I expect Schering will be a sub-$15 stock again -- as soon as more IMS scrip data is seen -- Crestor is crushing Vytorin, day by fateful day.

Thanks for the comment -- do stop back!

Anonymous said...

I agree with your thoughts/comments.

It is funny how the investors tout how much each new item has the potential to make. Many of the new entities are from Organon. And yet, Organon wasn't a real bargain that any other pharma wanted. Nor was it a company that could do it alone. So, really what is behind the curtain?

And the overall risk of any of these agents failing is pretty high. I cite Sanofi's rimonabant-a safe an effective drug in Ph3, approved in Europe (I think for the latter). Weren't they (both investors and Sanofi) claiming it to be a sure fire blockbuster? It was to cure obesity and the smoking habit.

And now?

So, I wonder, do you think that maybe it is a way to pump up the company for the buy-out/bust up?
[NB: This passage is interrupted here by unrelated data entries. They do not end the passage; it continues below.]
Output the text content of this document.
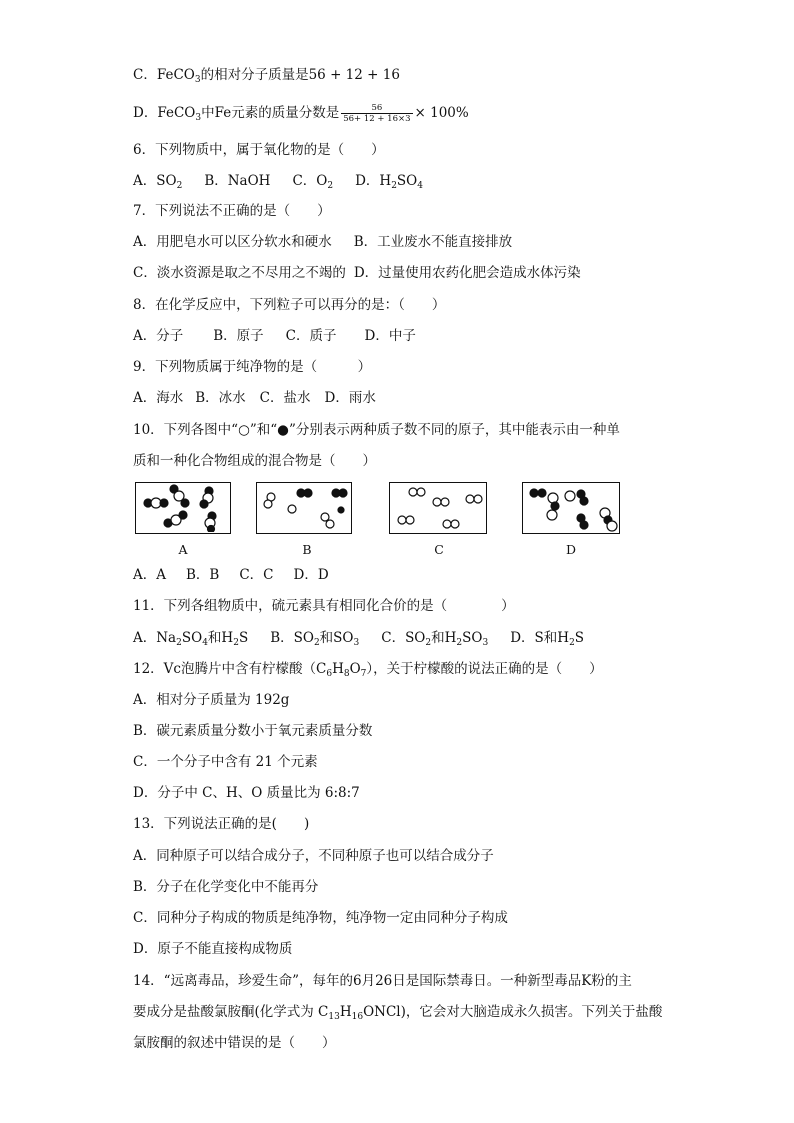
C．FeCO$_3$的相对分子质量是56 + 12 + 16
D．FeCO$_3$中Fe元素的质量分数是 $\frac{56}{56+ 12 + 16\times 3} \times 100\%$
6．下列物质中，属于氧化物的是（　　）
A．$SO_2$ B．NaOH C．$O_2$ D．$H_2SO_4$
7．下列说法不正确的是（　　）
A．用肥皂水可以区分软水和硬水 B．工业废水不能直接排放
C．淡水资源是取之不尽用之不竭的 D．过量使用农药化肥会造成水体污染
8．在化学反应中，下列粒子可以再分的是：（　　）
A．分子 B．原子 C．质子 D．中子
9．下列物质属于纯净物的是（　　　）
A．海水 B．冰水 C．盐水 D．雨水
10．下列各图中“○”和“●”分别表示两种质子数不同的原子，其中能表示由一种单
质和一种化合物组成的混合物是（　　）
A	B	C	D
A．A B．B C．C D．D
11．下列各组物质中，硫元素具有相同化合价的是（　　　　）
A．$Na_2SO_4$和$H_2S$ B．$SO_2$和$SO_3$ C．$SO_2$和$H_2SO_3$ D．S和$H_2S$
12．Vc泡腾片中含有柠檬酸$(C_6H_8O_7)$，关于柠檬酸的说法正确的是（　　）
A．相对分子质量为 192g
B．碳元素质量分数小于氧元素质量分数
C．一个分子中含有 21 个元素
D．分子中 C、H、O 质量比为 6:8:7
13．下列说法正确的是(　　)
A．同种原子可以结合成分子，不同种原子也可以结合成分子
B．分子在化学变化中不能再分
C．同种分子构成的物质是纯净物，纯净物一定由同种分子构成
D．原子不能直接构成物质
14．“远离毒品，珍爱生命”，每年的6月26日是国际禁毒日。一种新型毒品K粉的主
要成分是盐酸氯胺酮(化学式为 $C_{13}H_{16}ONCl$)，它会对大脑造成永久损害。下列关于盐酸
氯胺酮的叙述中错误的是（　　）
Much like Organon was promoted to S/P for the buy out?

Anonymous said...

Condor,

I have to take issue with the claim of rimonabant being safe and effective.

If you simply look at the structure it's really nasty and you expect to have problems like liver and hematologic toxicity.

Even so it was not approved by the US due to a high incidence of depression, which is not a trivial side effect. Since that raises the spectre of suicide and other psychiatric side effects.

Safety is always relative. and we clearly don't get all the information that agencies get, and it's becoming more and more apparent that they don't get all the information they should. Plus the actual emphasis in at least the FDA according to multiple internal sources I have (in contrast to the PR reported by the press) is approve, approve, approve, and do not ask questions. So for a nonapproval to come through the safety signal has to be so strong that it can't be ignored.